In It Took a War, my main character trains at Camp Curtin in Harrisburg, Pennsylvania. Last week, I had the opportunity to see one of the monuments for the camp! It was little hard to believe that there was 80 acres of land here for training soldiers when you're in the middle of a city with cars blasting music all around. But it was still exciting to see where part of the camp actually was!
Joe tried to remember everything the Captain was yelling, but when his memory failed him, he glanced at the men next to him and copied their movements of heels together, toes apart and ‘sucking in of the gut’. -IT TOOK A WAR
While we were in Harrisburg, we stopped at the National Civil War Museum! We only had about an hour to look around before it closed, so I'd love to go back through it again and soak up more information!
Robert E. Lee's gauntlets. Like, Robert E. Lee actually wore these. I KNOW.
A hat found after the battle of Gettysburg...
This Springfield rifle was found near the Peach Orchard at Gettysburg. After the battle, 27,000 discarded rifles were picked up on the field and sent to the Washington arsenal.
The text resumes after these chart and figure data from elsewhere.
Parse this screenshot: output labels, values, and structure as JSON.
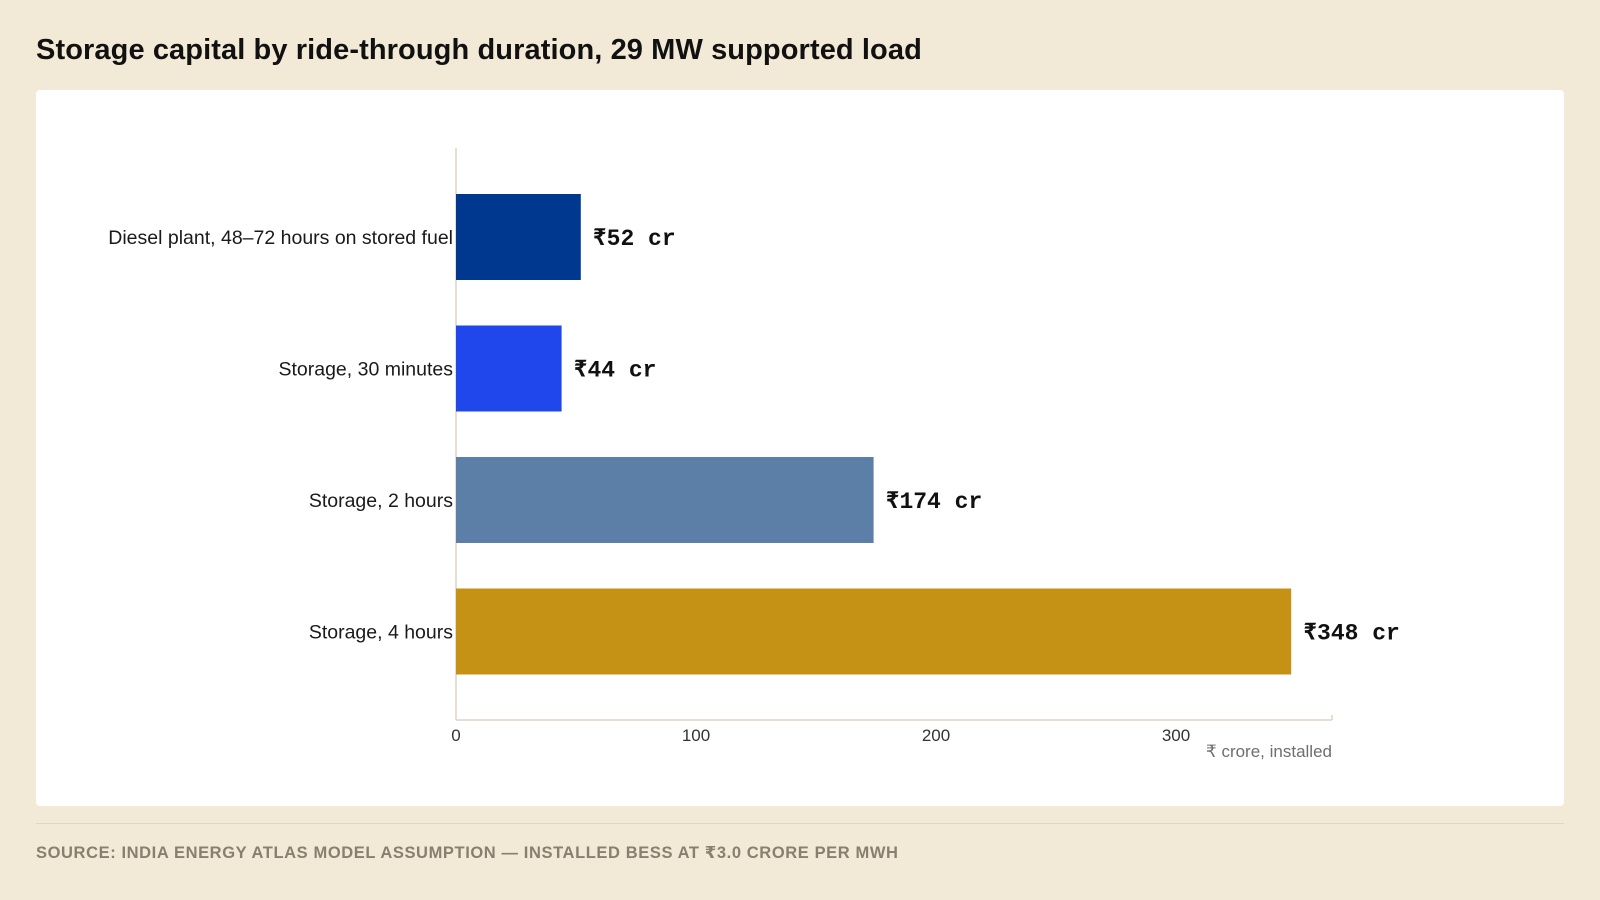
{
  "title": "Storage capital by ride-through duration, 29 MW supported load",
  "source": "SOURCE: INDIA ENERGY ATLAS MODEL ASSUMPTION — INSTALLED BESS AT ₹3.0 CRORE PER MWH",
  "chart_data": {
    "type": "bar",
    "orientation": "horizontal",
    "categories": [
      "Diesel plant, 48–72 hours on stored fuel",
      "Storage, 30 minutes",
      "Storage, 2 hours",
      "Storage, 4 hours"
    ],
    "values": [
      52,
      44,
      174,
      348
    ],
    "value_labels": [
      "₹52 cr",
      "₹44 cr",
      "₹174 cr",
      "₹348 cr"
    ],
    "colors": [
      "#00388f",
      "#1f47eb",
      "#5b7fa7",
      "#c69216"
    ],
    "xlabel": "₹ crore, installed",
    "ylabel": "",
    "xlim": [
      0,
      365
    ],
    "xticks": [
      0,
      100,
      200,
      300
    ],
    "grid": false,
    "legend": "none"
  }
}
This canteen was found near Plum Run in Gettysburg.
This map of the third day of battle of Gettysburg was drawn by General George Pickett.
This U.S. belt plate was found on the "Picket's Charge" field in 1955.
This fragment of a flag, dark blue bunting with a single star, was captured on the Confederate retreat by members of the 18th PA Calvary.
This revolver was found near the "high water mark" at Picket's Charge.
A lock of hair belonging to General George Pickett.
Guess who this huge trunk belonged to?
This flank marker flag was carried by Sergeant John P. Welch of Company E, 104th New York infantry at Gettysburg. On the first day of the battle, the flag was in danger of beging captured. Moments before he was captured, Sergeant Welch hid the flag in his coat sleeve. While a prisoner in Richmond he was able to sew the flag into the lining of his coat and upon his release, carried the flag back to New York.
This wooden spine was created by an unknown prisoner. Carving indivual fins and snapping them together he was able to form the sctruture and occupy his time.
This diary belonged to Sergeant Ellis of Company D, 12th Mississippi. Sergeant Ellis was killed in action at Spotsylvania Court House on May 12th, 1864. The diary was picked up by Private Hacker of Company H, 183rd Pennsylvania. Private Hacker was captured on May 19th and sent to Andersonville prison. During his time in the stockade he wrote about the horrors of the camp. His last entry was Setptember 18th, 1864. Hacker survived the war.
We just can't be serious...
If you're ever in Harrisburg, you should definitely stop at the National Civil War Museum.